Qualche sera fa, sala Uander, io ed Elena: i soliti tre graditi ingredienti. La ricetta questa volta ha previsto anche un bellissimo film del regista polacco Krzysztof Kieślowski che, nel 1993, diede il via a quella trilogia che lo rese celebre e con la quale il regista classe 1941 si congedò dal mondo dei vivi, oltre che da quello nostro cinematografico amato. Il primo film dei tre film ("Film blu", "Film bianco" e "Film rosso", richiamo alla bandiera francese) ha il colore della Liberté, di quel cielo che nulla ostacola, di quell'acqua, ottimo conduttore, che può anche isolarci, se la musica viene da dentro.
Il film è molto ambizioso, ma è uno dei casi rari in cui il regista osa e riesce, ha in mente una sensazione ed è in grado, senza perdere sfumature nel tragitto, di renderla al pubblico. Il film può dare l'impressione di girare a vuoto perché Juliette Binoche è lì sullo schermo, attonita e bellissima, piena di dolore e fascino, per tutta la durata della pellicola sul crinale tra rabbia improvvisa e sconosciuta, e bontà caratteriale assodata. Come una persona reagisce al Dolore non è predicibile e se il correre verso un sesso frettoloso è ormai un tòpos cinematografico, è comunque una possibilità; Kieslowski ci racconta quale inaspettata e indesiderata libertà possa portare la scomparsa dei nostri più vicini.

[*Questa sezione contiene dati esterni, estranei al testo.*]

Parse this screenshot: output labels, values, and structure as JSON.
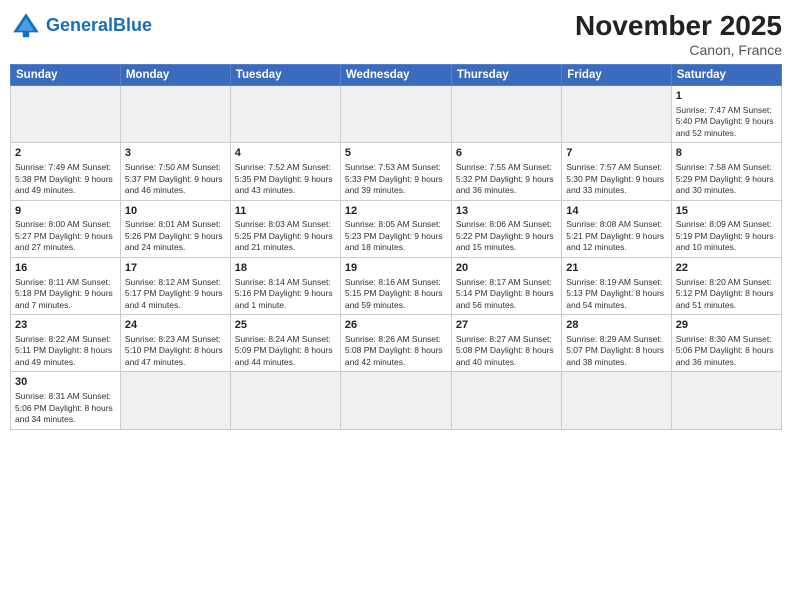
{
  "logo": {
    "general": "General",
    "blue": "Blue"
  },
  "title": "November 2025",
  "location": "Canon, France",
  "days_header": [
    "Sunday",
    "Monday",
    "Tuesday",
    "Wednesday",
    "Thursday",
    "Friday",
    "Saturday"
  ],
  "weeks": [
    [
      {
        "day": "",
        "empty": true
      },
      {
        "day": "",
        "empty": true
      },
      {
        "day": "",
        "empty": true
      },
      {
        "day": "",
        "empty": true
      },
      {
        "day": "",
        "empty": true
      },
      {
        "day": "",
        "empty": true
      },
      {
        "day": "1",
        "info": "Sunrise: 7:47 AM\nSunset: 5:40 PM\nDaylight: 9 hours\nand 52 minutes."
      }
    ],
    [
      {
        "day": "2",
        "info": "Sunrise: 7:49 AM\nSunset: 5:38 PM\nDaylight: 9 hours\nand 49 minutes."
      },
      {
        "day": "3",
        "info": "Sunrise: 7:50 AM\nSunset: 5:37 PM\nDaylight: 9 hours\nand 46 minutes."
      },
      {
        "day": "4",
        "info": "Sunrise: 7:52 AM\nSunset: 5:35 PM\nDaylight: 9 hours\nand 43 minutes."
      },
      {
        "day": "5",
        "info": "Sunrise: 7:53 AM\nSunset: 5:33 PM\nDaylight: 9 hours\nand 39 minutes."
      },
      {
        "day": "6",
        "info": "Sunrise: 7:55 AM\nSunset: 5:32 PM\nDaylight: 9 hours\nand 36 minutes."
      },
      {
        "day": "7",
        "info": "Sunrise: 7:57 AM\nSunset: 5:30 PM\nDaylight: 9 hours\nand 33 minutes."
      },
      {
        "day": "8",
        "info": "Sunrise: 7:58 AM\nSunset: 5:29 PM\nDaylight: 9 hours\nand 30 minutes."
      }
    ],
    [
      {
        "day": "9",
        "info": "Sunrise: 8:00 AM\nSunset: 5:27 PM\nDaylight: 9 hours\nand 27 minutes."
      },
      {
        "day": "10",
        "info": "Sunrise: 8:01 AM\nSunset: 5:26 PM\nDaylight: 9 hours\nand 24 minutes."
      },
      {
        "day": "11",
        "info": "Sunrise: 8:03 AM\nSunset: 5:25 PM\nDaylight: 9 hours\nand 21 minutes."
      },
      {
        "day": "12",
        "info": "Sunrise: 8:05 AM\nSunset: 5:23 PM\nDaylight: 9 hours\nand 18 minutes."
      },
      {
        "day": "13",
        "info": "Sunrise: 8:06 AM\nSunset: 5:22 PM\nDaylight: 9 hours\nand 15 minutes."
      },
      {
        "day": "14",
        "info": "Sunrise: 8:08 AM\nSunset: 5:21 PM\nDaylight: 9 hours\nand 12 minutes."
      },
      {
        "day": "15",
        "info": "Sunrise: 8:09 AM\nSunset: 5:19 PM\nDaylight: 9 hours\nand 10 minutes."
      }
    ],
    [
      {
        "day": "16",
        "info": "Sunrise: 8:11 AM\nSunset: 5:18 PM\nDaylight: 9 hours\nand 7 minutes."
      },
      {
        "day": "17",
        "info": "Sunrise: 8:12 AM\nSunset: 5:17 PM\nDaylight: 9 hours\nand 4 minutes."
      },
      {
        "day": "18",
        "info": "Sunrise: 8:14 AM\nSunset: 5:16 PM\nDaylight: 9 hours\nand 1 minute."
      },
      {
        "day": "19",
        "info": "Sunrise: 8:16 AM\nSunset: 5:15 PM\nDaylight: 8 hours\nand 59 minutes."
      },
      {
        "day": "20",
        "info": "Sunrise: 8:17 AM\nSunset: 5:14 PM\nDaylight: 8 hours\nand 56 minutes."
      },
      {
        "day": "21",
        "info": "Sunrise: 8:19 AM\nSunset: 5:13 PM\nDaylight: 8 hours\nand 54 minutes."
      },
      {
        "day": "22",
        "info": "Sunrise: 8:20 AM\nSunset: 5:12 PM\nDaylight: 8 hours\nand 51 minutes."
      }
    ],
    [
      {
        "day": "23",
        "info": "Sunrise: 8:22 AM\nSunset: 5:11 PM\nDaylight: 8 hours\nand 49 minutes."
      },
      {
        "day": "24",
        "info": "Sunrise: 8:23 AM\nSunset: 5:10 PM\nDaylight: 8 hours\nand 47 minutes."
      },
      {
        "day": "25",
        "info": "Sunrise: 8:24 AM\nSunset: 5:09 PM\nDaylight: 8 hours\nand 44 minutes."
      },
      {
        "day": "26",
        "info": "Sunrise: 8:26 AM\nSunset: 5:08 PM\nDaylight: 8 hours\nand 42 minutes."
      },
      {
        "day": "27",
        "info": "Sunrise: 8:27 AM\nSunset: 5:08 PM\nDaylight: 8 hours\nand 40 minutes."
      },
      {
        "day": "28",
        "info": "Sunrise: 8:29 AM\nSunset: 5:07 PM\nDaylight: 8 hours\nand 38 minutes."
      },
      {
        "day": "29",
        "info": "Sunrise: 8:30 AM\nSunset: 5:06 PM\nDaylight: 8 hours\nand 36 minutes."
      }
    ],
    [
      {
        "day": "30",
        "info": "Sunrise: 8:31 AM\nSunset: 5:06 PM\nDaylight: 8 hours\nand 34 minutes."
      },
      {
        "day": "",
        "empty": true
      },
      {
        "day": "",
        "empty": true
      },
      {
        "day": "",
        "empty": true
      },
      {
        "day": "",
        "empty": true
      },
      {
        "day": "",
        "empty": true
      },
      {
        "day": "",
        "empty": true
      }
    ]
  ]
}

Per farlo ci vuole una mano di fata ed il regista di Varsavia ce l'ha; stupenda scena inziale: la bambina con le luci che le volteggiano sul cruscotto posteriore (mi ha ricordato quel fantastico dialogo tra il bandito delle 11 e la sua bella), le immagini accelerate nei tunnel, e poi l'elegante sequenza dell'incidente, con una delle ellissi più delicate che io, nel mio piccolo, ricordi. Le immagini che lo spettatore si porterà a lungo dentro sono molte (la Binoche che si raggomitola in piscina, da lei improvvisata, tra l'altro), ma non voglio elencarle tutte perché in questa pellicola più che mai conta il tutto, il complesso, l'armonia sinfonica che pervade la pellicola; ecco, impossibile trovare lento un film in cui i picchi emozionali vengono prima di quelli musicali.
Di corsa con gli altri due colori dell'"intimità".
(depa)
Controcuriosità: nella suggestiva scena della mano della protagonista strisciata contro il muro di pietra, non fu la Binoche a volerlo (?! sarebbe una deficiente), bensì fu obbligata dal fatto che le protezioni non furono pronte e, per limitare i costi di permanenza in loco della troupe, si decise di girarla senza (come racconta lei stessa nell'extra contenuto in un edizione DVD).